So, it has been a while. Just the way things go, I suppose. My father in law passed away this previous Tuesday. He had been in ICU for two months. He went in with severe abdominal pain, which turned out to be a number of clots blocking the flow of blood to his liver. They performed emergency surgery, and it was touch and go for a while, with organ failure, but he did recover. All except for his lungs. He was 75 years old with chronic brochitis, and with his history of poor lung health, he just wasn't able to get off the respirator. The hospital tried to wean him off, and they were planning what rehabilitation facility to send him to. Until this past weekend, when the doctor leveled with my mother in law and told her that he would never live off life support again. In his will it very clearly states that he doesn't want to be on life support for more than 30 days, so the decision was easy. We held a family meeting on Monday to discuss the process and funeral arrangements, which was nice. Sad, but good to get everybody together and air all the feelings. I felt like we had a lot of the same feelings and thoughts. Arrangements were made to take dad off life support at 8pm the next day. Everybody else went to say their goodbyes right then, but I had to get back to my nursing infant. My family went the next day, and dad had been taken off most of his pain medication, so he could hear us. My 3yo sang him a song, and we all told him we loved him.
That evening I left my girls at home with a friend, and headed to the hospital, arriving at 7:30. My husband and his brother gave dad a blessing of release. Promptly at 8pm the Dr. came in to start the process. All of my husband's living brothers and sisters and their available spouses were in attendance. They took dad off the respirator slowly, so he wouldn't be struggling on in pain. That took an hour, and he was the same as he had been, sometimes grimacing, sometimes sleeping. Then, at about 9, they took him off the machines entirely. He opened his eyes wide, and seemed to be looking at something that wasn't there. I am a faithful church member, and I truly believe his spirit was preparing itself to pass on. Whether that was angels ministering to him, places his spirit had to visit, I don't know, but it was a very spiritual hour. Earlier in the day he had been unable to open his eyes, although he tried. Now he was focused and looking around, though not at anything in the room. His breathing became rapid and his pulse raced, as though he was running a marathon. At about 10pm, all that changed. His color left his face, he totally relaxed, and his breathing slowed to once every 20-30 seconds. I got the impression that his spirit had left at that point, and so did my husband. That it was just the mechanical part of his brain kicking his breathing reflex. After 10 minutes, he died. It was a beautiful and terrible thing to be there for, and I am so grateful I was present. I feel even more strongly now that the spirit continues on after the body dies. That our bodies are created by a Heavenly Father, and they are made to do what they do, even die. It was peaceful and very obviously a process. Right after he died, I was struck with the idea that all dead bodies look alike. That seemed a bit strange, but I think void of a spirit, they all take on a similar look. We were all able to stay for another 45 minutes, just being family, and end with a family prayer before we all went our separate ways. I thought the process would be really hard on my, as I have issues with death, but I didn't. I realize I don't have issues with death as much as I have issues with people being gone...

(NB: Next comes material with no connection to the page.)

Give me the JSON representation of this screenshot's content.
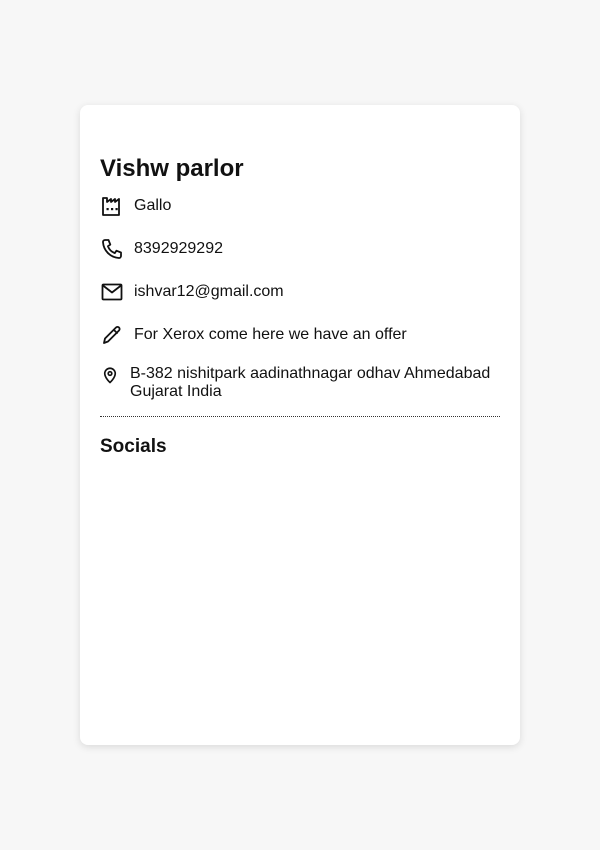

The funeral is scheduled for Tuesday. My husband will be helping dress his father at some point, and I have offered to write the eulogy. We'll see how that all comes together. We are planning a family Thanksgiving, which will also be interesting. I have a lot to say about that, but I don't want to right now. I also want to write about other events that have occured in the past two weeks (girl scout cookie sales, a girl scout camping trip, etc), but again, not right now.
I am tired of having to recount the story. Maybe I'll just direct people here. I know everybody is loving me, but the process of telling people about it is emotionally draining. Asking if we are okay, asking if it was expected, asking if my MIL is okay, asking if there is anything they can do. I really appreciate everyone's concern, but even having to answer questions about it is hard. Not because I fall apart, but it just makes me tired. I don't know.
Anyway, I am tired of writing about it, too. I'll write more later.